Ani Collum, partner and retail strategist at Retail Concepts, cites Outdoor Voices as a successful example. The athletic apparel company opened its first store in Austin, TX in 2014, and has since opened four other locations. Consumers come to the store not just to shop, but to attend regular events hosted by the brand in-store. These events, such as sunrise yoga, map directly to the brand’s products and values and give consumers a reason to engage in-person. Online-first retailers like Outdoor voices know that without this kind of clear purpose for an in-store visit, consumers prefer to couch-shop—as was the trend on Black Friday this year. These modern retailers also understand the value of opening a managable number of stores, whereas traditional retailers are only now learning to curb their appetite for growth.
Driving the In-Store Experience with Data
Online-first retailers bring another important perspective to the physical retail experience: data.

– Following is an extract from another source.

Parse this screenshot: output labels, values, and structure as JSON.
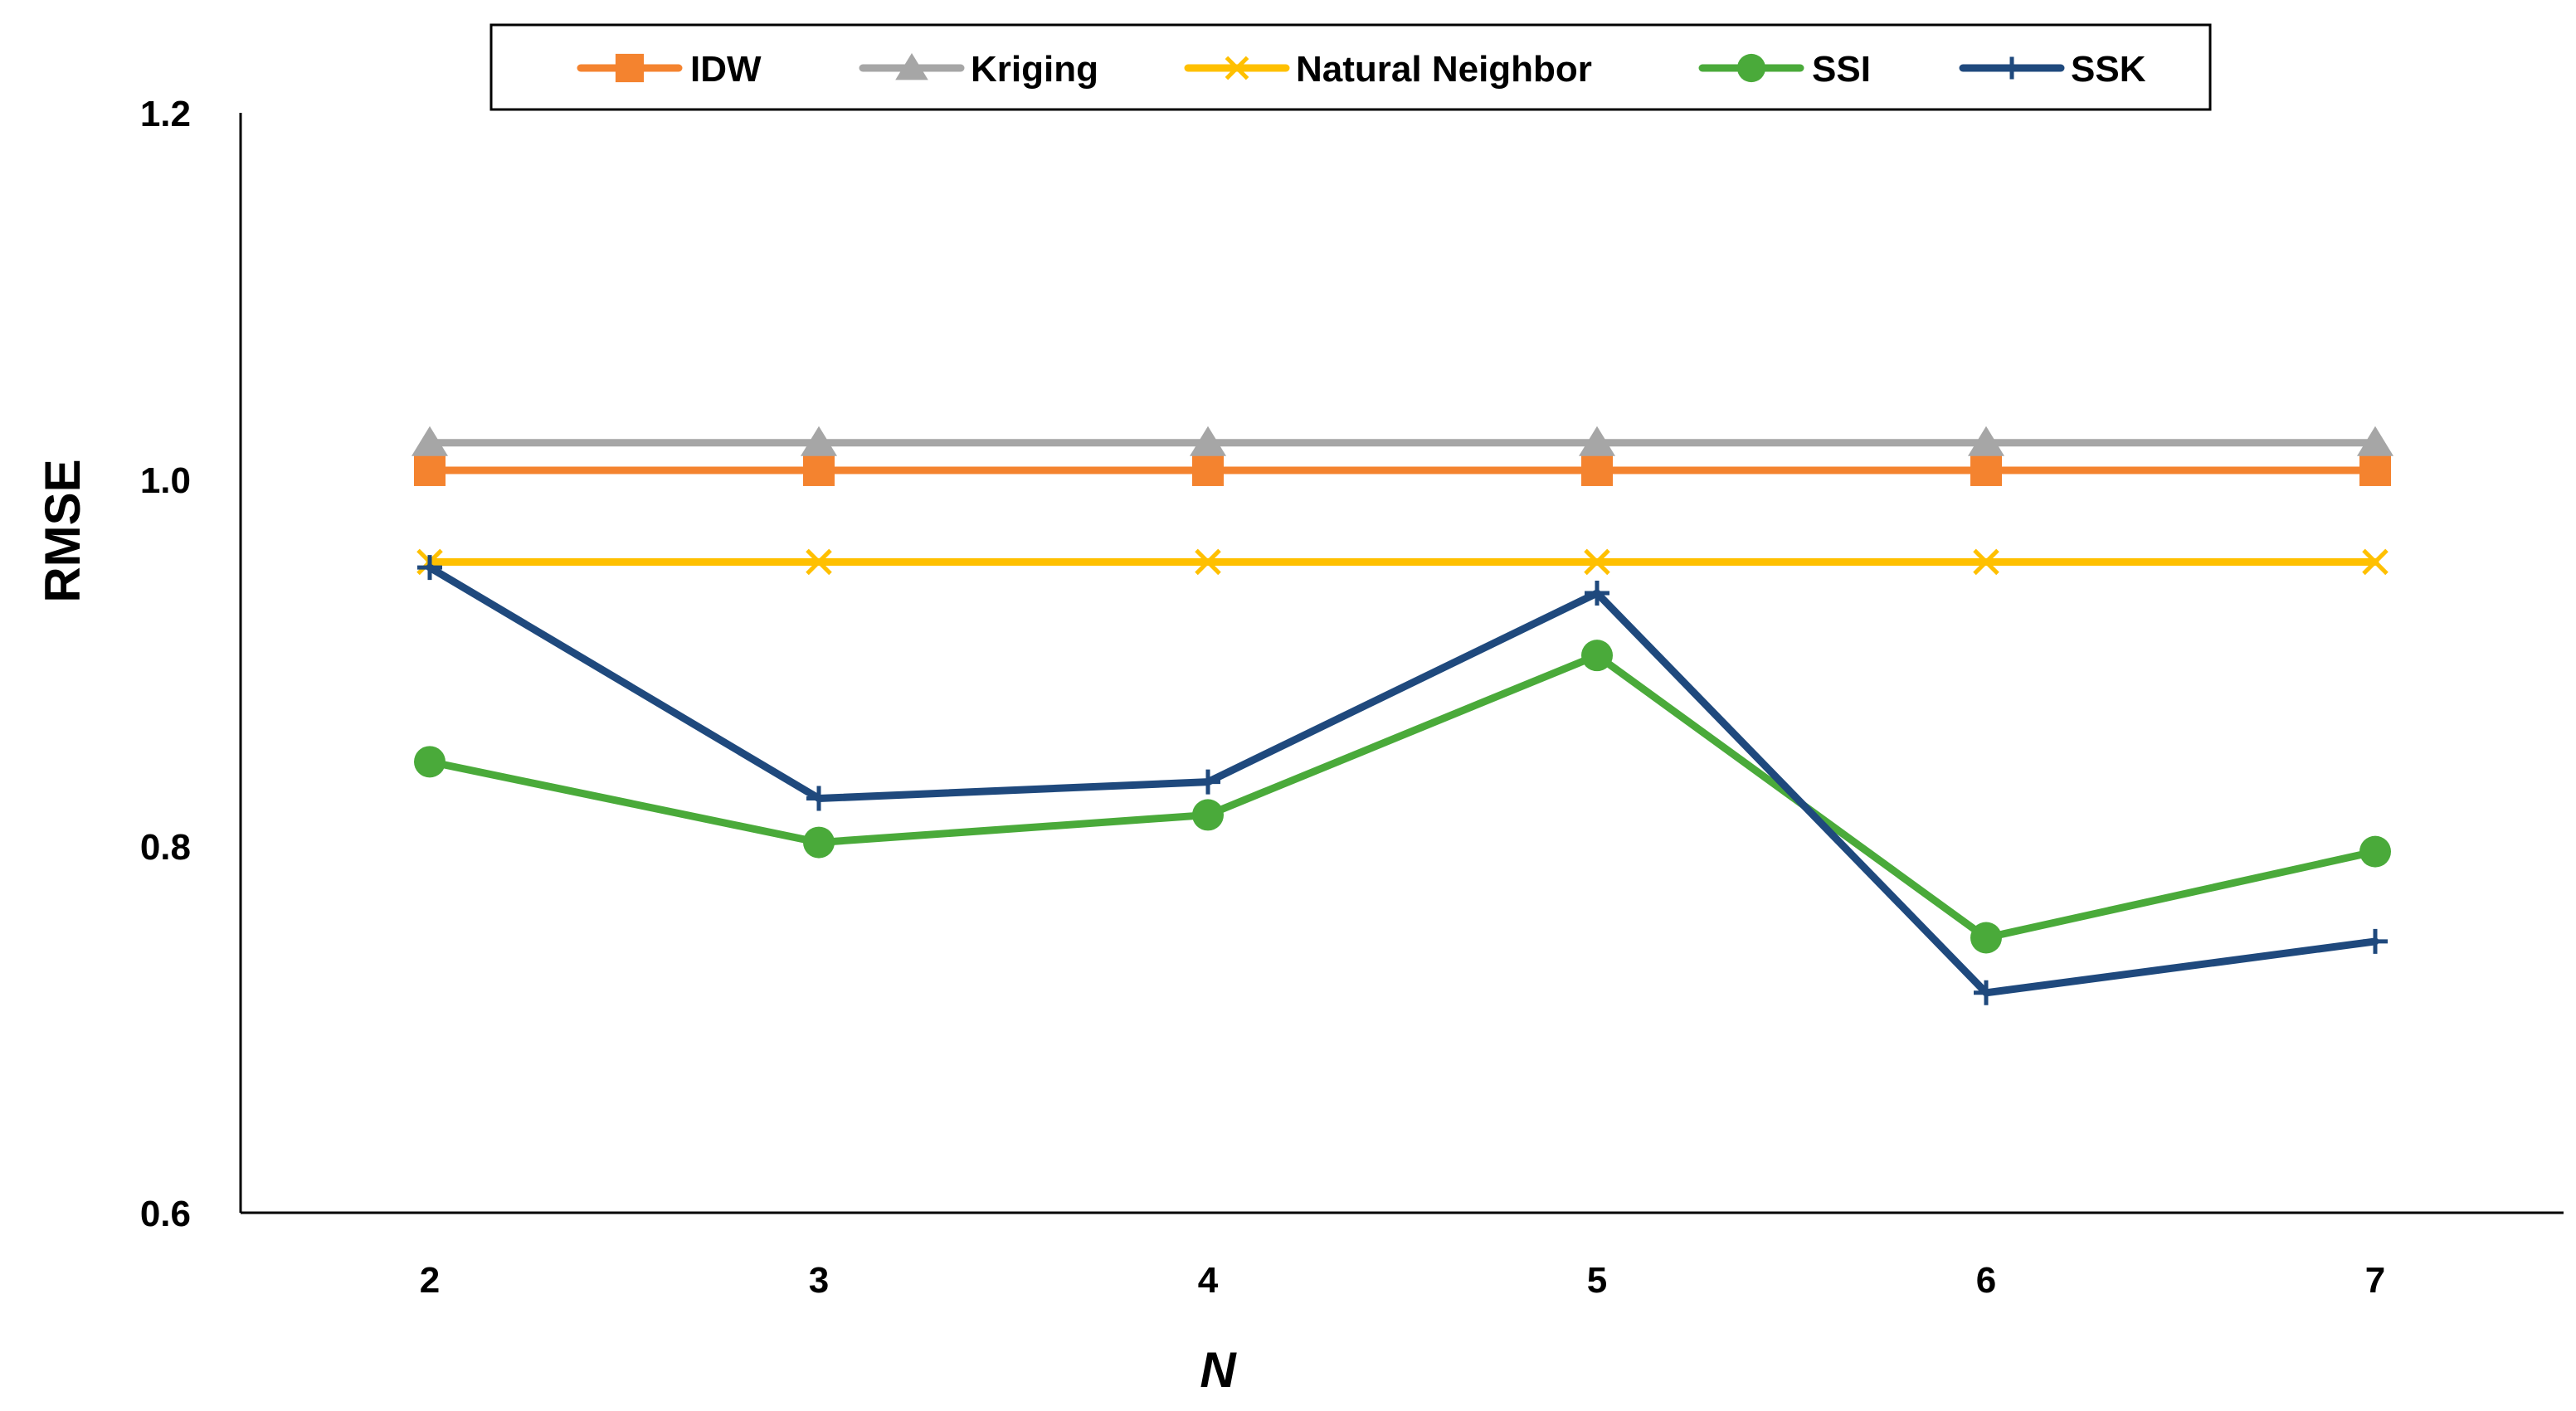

These brands rely heavily on the data they collect online about consumer shopping habits, and many of them take these lessons to their physical stores. For example, Birchbox, a subscription service brand, gathers data from iPads throughout its store. The NYC location also has cameras and heat sensors installed throughout to track customer movement in-store.
“Data is so overlooked,” says Nicole Nicole Leinbach Reyhle, founder and publisher of Retail Minded, “but it’s so readily available: the point-of-sale transactions, past sales per unit, even customer-specific details.”
A study by Cisco found that retailers who track and use in-store consumer behavior analytics can increase profits by nearly 16 percent. As brands begin to collect this behavioral data in stores the same ways they do online, they’ll be better equipped to draw consumers to their locations and convert them into paying, loyal customers.
Providing a Personal Touch
Personalized, on-demand customer service is yet another area where online retailers thrive. Online-first stores are accustomed to prioritizing customer service, integrating chat functions and 24/7 service lines to be there to type or talk before their stores existed. They know how to communicate via social media, too: Birchbox even experimented with using SnapChat for its customer service.
Eyewear brand Warby Parker is another brand lauded for their customer service. Their entire reasoning for opening their flagship brick-and-mortar store in 2013 was in response to customer demand for a place to try on glasses in-person, Warby’s co-founder Neil Blumenthal told The Guardian. Consumers visit these locations not only try on glasses, but also to engage with associates for information and advice. Since 2013, the company has expanded its presence to 31 stores across the country.
These “clicks to bricks” brands know the value of customer service online and are at work translating it in-store. By defining the store’s purpose, brands give customers a reason to come in. In honing the experience with data and analytics, they provide consumers with an exceptional experience. And in prioritizing the personal touch, these brands build loyal followings that keep coming back.